The Alaska Gasline Development Corp. (AGDC) has submitted a concept paper for an Alaska Hydrogen Hub to the U.S. Department of Energy (DOE), according to a press release.
Organizations supporting the AGDC-led Alaska Hydrogen Hub include Agrium U.S., Salamatof Native Association, Alaska CCUS Consortium (including ASRC Energy Services, Santos, and Storegga), and the University of Alaska Fairbanks’ Alaska Center for Energy and Power.
Federal funding to create hydrogen hubs was included in the 2021 Bipartisan Infrastructure Law, passed with the support of Alaska’s Congressional Delegation and signed by President Biden, and is expected to be awarded in late 2023 or early 2024.
DOE envisions selecting six to ten hydrogen hubs and awarding up to $7bn in federal funding to support the production and delivery of clean hydrogen energy in support of U.S. emissions-reduction goals.
DOE guidelines require that successful projects will produce a minimum of 50 tons of hydrogen per day, and the Alaska Hydrogen Hub anticipates initially producing more than 600 tons per day, utilizing natural gas feedstock from the Alaska LNG Project and sequestering the associated carbon, eventually growing to 1,600 tons of hydrogen per day in hub capacity.
The Alaska LNG Project demonstrated through a comprehensive lifecycle analysis that it is the lowest carbon intensity LNG project in the U.S. The Alaska Hydrogen Hub will support hydrogen ecosystem growth over time from Alaska’s abundant renewable energy sources, including tidal, wind, hydro, and geothermal energy.DOE requires that applicants combine federal funding with project-specific funding.
The Alaska Hydrogen Hub concept anticipates using $850 million in DOE funding along with $3.75bn in private-sector funds, backed by offtake agreements from hydrogen customers in the U.S. and Asia.
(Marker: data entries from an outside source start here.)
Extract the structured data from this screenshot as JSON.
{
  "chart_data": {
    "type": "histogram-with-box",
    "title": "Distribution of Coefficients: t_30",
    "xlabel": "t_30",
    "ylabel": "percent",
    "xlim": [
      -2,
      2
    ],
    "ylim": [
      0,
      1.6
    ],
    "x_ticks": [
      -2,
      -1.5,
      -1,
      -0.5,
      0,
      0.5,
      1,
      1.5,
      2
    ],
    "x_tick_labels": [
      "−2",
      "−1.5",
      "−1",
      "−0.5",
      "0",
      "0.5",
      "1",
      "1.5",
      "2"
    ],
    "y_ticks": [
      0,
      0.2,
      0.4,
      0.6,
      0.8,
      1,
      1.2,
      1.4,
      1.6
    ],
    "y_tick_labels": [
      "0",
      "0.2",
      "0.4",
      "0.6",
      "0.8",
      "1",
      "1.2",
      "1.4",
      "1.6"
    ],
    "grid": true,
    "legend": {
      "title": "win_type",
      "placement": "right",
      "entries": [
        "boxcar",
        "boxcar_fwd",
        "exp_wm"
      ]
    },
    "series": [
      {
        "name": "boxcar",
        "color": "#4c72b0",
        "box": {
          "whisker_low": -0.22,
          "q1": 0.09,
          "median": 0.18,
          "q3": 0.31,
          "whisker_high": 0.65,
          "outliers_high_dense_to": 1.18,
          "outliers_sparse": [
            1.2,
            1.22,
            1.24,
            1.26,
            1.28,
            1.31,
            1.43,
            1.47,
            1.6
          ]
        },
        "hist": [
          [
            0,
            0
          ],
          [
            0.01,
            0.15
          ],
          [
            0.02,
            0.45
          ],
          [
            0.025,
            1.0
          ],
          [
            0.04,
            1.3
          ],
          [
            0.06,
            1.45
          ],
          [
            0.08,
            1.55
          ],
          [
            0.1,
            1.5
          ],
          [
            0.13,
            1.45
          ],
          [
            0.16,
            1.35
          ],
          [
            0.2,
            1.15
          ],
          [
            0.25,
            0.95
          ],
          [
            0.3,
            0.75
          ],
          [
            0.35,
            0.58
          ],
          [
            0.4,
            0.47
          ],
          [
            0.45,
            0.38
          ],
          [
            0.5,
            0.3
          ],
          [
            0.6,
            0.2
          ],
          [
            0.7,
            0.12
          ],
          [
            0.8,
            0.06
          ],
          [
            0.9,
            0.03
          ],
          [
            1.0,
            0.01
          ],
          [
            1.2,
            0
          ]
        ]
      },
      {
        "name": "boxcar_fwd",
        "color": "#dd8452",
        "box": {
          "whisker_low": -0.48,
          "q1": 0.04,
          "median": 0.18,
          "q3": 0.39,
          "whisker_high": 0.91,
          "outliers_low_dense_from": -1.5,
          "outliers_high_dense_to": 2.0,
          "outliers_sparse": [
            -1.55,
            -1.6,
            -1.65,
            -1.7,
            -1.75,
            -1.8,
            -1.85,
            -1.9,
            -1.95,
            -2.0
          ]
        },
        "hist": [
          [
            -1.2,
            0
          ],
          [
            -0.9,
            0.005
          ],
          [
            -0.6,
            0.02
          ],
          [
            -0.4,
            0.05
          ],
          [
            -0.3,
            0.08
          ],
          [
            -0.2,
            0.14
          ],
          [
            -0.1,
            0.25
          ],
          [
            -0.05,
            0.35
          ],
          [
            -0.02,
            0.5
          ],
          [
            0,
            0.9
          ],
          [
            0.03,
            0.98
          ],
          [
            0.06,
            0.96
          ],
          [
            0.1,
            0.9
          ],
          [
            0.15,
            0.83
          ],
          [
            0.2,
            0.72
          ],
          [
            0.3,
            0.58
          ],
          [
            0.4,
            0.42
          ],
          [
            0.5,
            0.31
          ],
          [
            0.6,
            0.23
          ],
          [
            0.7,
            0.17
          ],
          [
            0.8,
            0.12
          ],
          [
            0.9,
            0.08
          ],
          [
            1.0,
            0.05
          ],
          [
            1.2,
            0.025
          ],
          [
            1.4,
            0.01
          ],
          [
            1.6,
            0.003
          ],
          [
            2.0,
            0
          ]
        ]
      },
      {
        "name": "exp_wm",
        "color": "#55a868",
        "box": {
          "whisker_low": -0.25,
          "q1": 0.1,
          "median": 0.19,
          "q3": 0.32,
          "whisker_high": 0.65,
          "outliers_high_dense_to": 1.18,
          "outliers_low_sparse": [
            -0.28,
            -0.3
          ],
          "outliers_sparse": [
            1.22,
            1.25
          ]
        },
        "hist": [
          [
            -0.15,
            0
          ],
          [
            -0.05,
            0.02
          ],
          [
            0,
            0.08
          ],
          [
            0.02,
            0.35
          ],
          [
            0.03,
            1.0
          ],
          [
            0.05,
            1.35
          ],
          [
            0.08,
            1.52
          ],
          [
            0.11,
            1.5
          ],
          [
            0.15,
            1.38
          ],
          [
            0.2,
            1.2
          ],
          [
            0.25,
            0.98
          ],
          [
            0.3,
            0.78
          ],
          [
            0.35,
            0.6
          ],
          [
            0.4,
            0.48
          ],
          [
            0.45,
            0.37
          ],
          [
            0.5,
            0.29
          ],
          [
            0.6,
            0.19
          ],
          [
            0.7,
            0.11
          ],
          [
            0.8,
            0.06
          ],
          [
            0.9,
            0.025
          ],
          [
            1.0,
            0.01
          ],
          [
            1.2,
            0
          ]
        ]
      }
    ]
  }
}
Alaska has a number of advantages that make the region uniquely suited to host one of the new hydrogen hubs:
•Alaska’s North Slope is home to North America’s largest untapped source of natural gas, estimated at 200 trillion cubic feet, a key component for conventional hydrogen production. The AGDC-backed Alaska LNG Project plans to transport that gas across Alaska for in-state consumption, including hydrogen production, and conversion to LNG for export.
•The benefits of producing low-carbon intensity hydrogen from natural gas are realized when carbon released in the production process is captured and safely stored in underground geologic formations. Alaska’s Cook Inlet, in the center of the Alaska Hydrogen Hub, has an estimated 50 gigatons of carbon sequestration capacity, the best carbon sequestration potential on the West Coast, according to geologists.
•Existing energy infrastructure, including an idle ammonia plant owned by Agrium, is located next to the planned Alaska LNG Project LNG facility. Hydrogen in the form of conventional liquid ammonia emits no carbon dioxide when used to produce energy and is easier to store and transport than hydrogen gas.